2023 yılı, Türkiye’nin tarihindeki en kurak mart aylarından biri olarak kayıtlara geçti. Devlet Meteoroloji Genel Müdürlüğü, bu ay yağışların geçen yılın mart ayına kıyasla %59 oranında düşüş göstermesiyle ilgili endişe verici veriler açıkladı. Uzmanlar, Türkiye’nin dört bir yanında görülen bu kuraklık durumunun tarım, su kaynakları ve ekosistemler üzerindeki olası etkilerine dikkat çekiyor.
Mart ayı, birçok tarım ürünü için kritik bir dönemdir. Yağış eksiklikleri, sulama ihtiyacını artırarak maliyetleri yükseltmekle kalmıyor, aynı zamanda ürün verimliliğini de tehlikeye atıyor. Tarım uzmanları, bu durumun hububat, sebze ve meyve üretimini etkileyeceğini, uzun vadede gıda güvenliği açısından risk oluşturabileceğini belirtiyor. Kuraklık, tarım arazilerinin kuruması ve toprak verimliliğinin düşmesiyle sonuçlanabilir. Özellikle buğday ve arpa gibi temel gıda maddeleri, kuraklık nedeniyle zor durumda kalabilir.

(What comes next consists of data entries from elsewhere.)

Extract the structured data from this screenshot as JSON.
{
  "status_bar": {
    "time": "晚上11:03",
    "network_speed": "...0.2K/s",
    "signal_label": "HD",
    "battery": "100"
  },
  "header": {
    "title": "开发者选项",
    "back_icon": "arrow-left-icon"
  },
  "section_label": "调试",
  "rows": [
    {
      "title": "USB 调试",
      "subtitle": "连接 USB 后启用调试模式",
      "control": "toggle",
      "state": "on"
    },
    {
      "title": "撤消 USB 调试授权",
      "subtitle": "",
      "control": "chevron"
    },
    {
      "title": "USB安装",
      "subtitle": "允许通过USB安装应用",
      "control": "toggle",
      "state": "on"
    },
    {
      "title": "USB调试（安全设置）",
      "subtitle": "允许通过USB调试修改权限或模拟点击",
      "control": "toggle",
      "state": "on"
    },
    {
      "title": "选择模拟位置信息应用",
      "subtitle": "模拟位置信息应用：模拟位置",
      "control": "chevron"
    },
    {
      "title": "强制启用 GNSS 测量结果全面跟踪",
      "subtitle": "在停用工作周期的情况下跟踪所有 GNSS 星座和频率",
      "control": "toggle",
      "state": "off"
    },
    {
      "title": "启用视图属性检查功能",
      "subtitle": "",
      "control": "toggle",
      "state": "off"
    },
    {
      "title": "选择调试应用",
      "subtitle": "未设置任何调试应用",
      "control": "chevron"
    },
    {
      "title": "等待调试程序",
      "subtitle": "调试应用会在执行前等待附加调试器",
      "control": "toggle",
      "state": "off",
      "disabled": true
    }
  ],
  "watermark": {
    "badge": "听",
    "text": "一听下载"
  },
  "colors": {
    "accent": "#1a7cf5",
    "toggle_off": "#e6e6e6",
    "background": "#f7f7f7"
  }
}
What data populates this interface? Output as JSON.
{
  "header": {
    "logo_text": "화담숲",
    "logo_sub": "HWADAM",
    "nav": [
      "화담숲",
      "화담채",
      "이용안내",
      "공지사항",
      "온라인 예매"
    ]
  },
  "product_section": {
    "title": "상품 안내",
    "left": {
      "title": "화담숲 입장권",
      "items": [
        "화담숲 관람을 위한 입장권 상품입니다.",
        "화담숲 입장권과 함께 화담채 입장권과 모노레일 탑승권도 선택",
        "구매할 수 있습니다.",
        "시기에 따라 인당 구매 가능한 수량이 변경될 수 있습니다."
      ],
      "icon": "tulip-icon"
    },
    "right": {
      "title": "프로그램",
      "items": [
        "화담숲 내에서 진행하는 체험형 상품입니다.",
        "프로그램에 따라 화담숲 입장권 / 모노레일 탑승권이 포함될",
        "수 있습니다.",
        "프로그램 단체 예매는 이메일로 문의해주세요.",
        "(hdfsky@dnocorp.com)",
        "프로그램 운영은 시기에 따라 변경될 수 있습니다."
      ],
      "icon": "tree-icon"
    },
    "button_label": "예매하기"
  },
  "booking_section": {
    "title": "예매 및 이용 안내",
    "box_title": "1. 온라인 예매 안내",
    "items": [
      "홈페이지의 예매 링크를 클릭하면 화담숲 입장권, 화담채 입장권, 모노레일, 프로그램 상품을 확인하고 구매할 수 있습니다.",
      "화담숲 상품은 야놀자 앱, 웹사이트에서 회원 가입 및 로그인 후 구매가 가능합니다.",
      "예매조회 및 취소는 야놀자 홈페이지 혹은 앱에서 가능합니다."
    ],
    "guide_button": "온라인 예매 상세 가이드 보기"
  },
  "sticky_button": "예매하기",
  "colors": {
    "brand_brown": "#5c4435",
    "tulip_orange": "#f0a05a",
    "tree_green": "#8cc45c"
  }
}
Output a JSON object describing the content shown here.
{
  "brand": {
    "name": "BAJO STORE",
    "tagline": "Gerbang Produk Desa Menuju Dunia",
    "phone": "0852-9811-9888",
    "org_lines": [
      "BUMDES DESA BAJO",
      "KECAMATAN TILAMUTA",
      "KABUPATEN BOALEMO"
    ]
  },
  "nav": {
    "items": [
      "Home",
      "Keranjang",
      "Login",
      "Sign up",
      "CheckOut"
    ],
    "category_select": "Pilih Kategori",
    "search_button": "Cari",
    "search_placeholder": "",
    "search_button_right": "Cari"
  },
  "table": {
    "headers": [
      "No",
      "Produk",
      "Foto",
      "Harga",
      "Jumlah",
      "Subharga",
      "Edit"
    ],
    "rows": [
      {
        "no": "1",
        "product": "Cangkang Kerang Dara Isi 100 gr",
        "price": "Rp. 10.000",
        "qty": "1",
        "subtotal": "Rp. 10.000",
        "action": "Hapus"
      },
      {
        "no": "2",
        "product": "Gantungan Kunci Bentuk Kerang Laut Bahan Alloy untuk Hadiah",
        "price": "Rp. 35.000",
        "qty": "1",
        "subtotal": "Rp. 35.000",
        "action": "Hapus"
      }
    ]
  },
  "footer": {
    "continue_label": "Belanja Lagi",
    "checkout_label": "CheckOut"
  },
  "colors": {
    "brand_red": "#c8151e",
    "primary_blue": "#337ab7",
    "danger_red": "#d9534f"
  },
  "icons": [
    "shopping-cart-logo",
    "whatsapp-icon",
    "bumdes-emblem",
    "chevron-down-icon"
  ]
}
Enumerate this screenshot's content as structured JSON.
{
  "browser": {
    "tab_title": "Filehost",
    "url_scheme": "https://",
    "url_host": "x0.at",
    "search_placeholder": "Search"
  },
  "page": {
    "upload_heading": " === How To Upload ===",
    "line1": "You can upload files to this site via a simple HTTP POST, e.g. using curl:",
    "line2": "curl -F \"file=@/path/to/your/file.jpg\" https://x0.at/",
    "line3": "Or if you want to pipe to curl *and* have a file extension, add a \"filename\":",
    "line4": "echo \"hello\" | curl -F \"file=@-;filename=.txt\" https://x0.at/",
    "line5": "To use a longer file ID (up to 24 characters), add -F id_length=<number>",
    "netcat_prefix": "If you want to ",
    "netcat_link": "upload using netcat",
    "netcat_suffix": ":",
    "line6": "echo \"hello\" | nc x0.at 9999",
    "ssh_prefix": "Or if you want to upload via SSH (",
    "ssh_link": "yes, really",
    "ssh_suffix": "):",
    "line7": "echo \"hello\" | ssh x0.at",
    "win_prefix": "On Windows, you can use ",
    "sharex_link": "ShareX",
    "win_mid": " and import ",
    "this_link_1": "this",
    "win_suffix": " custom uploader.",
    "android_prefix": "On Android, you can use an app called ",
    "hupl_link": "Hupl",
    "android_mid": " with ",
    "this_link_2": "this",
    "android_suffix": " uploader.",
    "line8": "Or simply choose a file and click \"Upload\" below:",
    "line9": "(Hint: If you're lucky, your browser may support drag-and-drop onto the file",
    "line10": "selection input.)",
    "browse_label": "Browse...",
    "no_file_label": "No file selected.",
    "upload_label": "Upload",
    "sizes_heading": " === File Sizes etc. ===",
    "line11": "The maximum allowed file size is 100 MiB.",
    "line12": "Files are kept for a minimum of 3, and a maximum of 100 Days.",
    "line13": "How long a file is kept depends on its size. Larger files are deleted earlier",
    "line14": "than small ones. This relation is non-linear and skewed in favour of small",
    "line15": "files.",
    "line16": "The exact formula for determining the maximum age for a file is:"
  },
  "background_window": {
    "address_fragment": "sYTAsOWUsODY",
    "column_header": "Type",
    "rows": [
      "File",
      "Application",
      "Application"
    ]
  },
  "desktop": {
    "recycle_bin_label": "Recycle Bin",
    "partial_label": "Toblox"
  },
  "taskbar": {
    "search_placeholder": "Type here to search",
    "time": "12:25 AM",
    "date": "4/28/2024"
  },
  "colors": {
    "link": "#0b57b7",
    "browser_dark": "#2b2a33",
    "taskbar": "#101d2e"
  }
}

Üreticiler, önümüzdeki günlerde yağış beklemektedir; aksi takdirde, mevcut toprak verimliliğinin düşmesi kaçınılmaz olacaktır.
Bir diğer endişe kaynağı ise su kaynaklarının azalması. Türkiye’nin birçok yerinde su seviyeleri geçmiş yıllara oranla çarpıcı bir şekilde düştü. Barajların doluluk oranları hızla azalırken, sulama için gereken su miktarı da artıyor. Uzmanlar, su kaynaklarının yönetilmesi konusunda acil tedbirler alınmadığı takdirde, gelecekte daha büyük su krizlerinin yaşanabileceği uyarısında bulunuyor. Tarımsal sulama, sanayi ve içme suyu kullanımı arasındaki dengenin sağlanması gerekmektedir. Hükümet yetkilileri, bu durum için çeşitli projeler geliştirmeyi planlarken, su tüketiminin azaltılması ve yağmur suyu hasadı gibi alternatif yöntemlerin teşvik edilmesi gerektiği vurgulanıyor.
Sonuç olarak, son 35 yılın en kurak mart ayı, hem ziraat hem de su kaynakları için önemli bir tehdit oluşturuyor. Bu koşullar altında, halkın da su tasarrufu yapması, tarım sektörünün adaptasyon süreçlerinin hızlandırılması ve iklim değişikliği ile mücadele için daha fazla önlem alınması şart. Gelecek yağışların ve alınacak önlemlerin Türkiye'nin geleceği için ne denli kritik olduğunu unutmamak gerekiyor.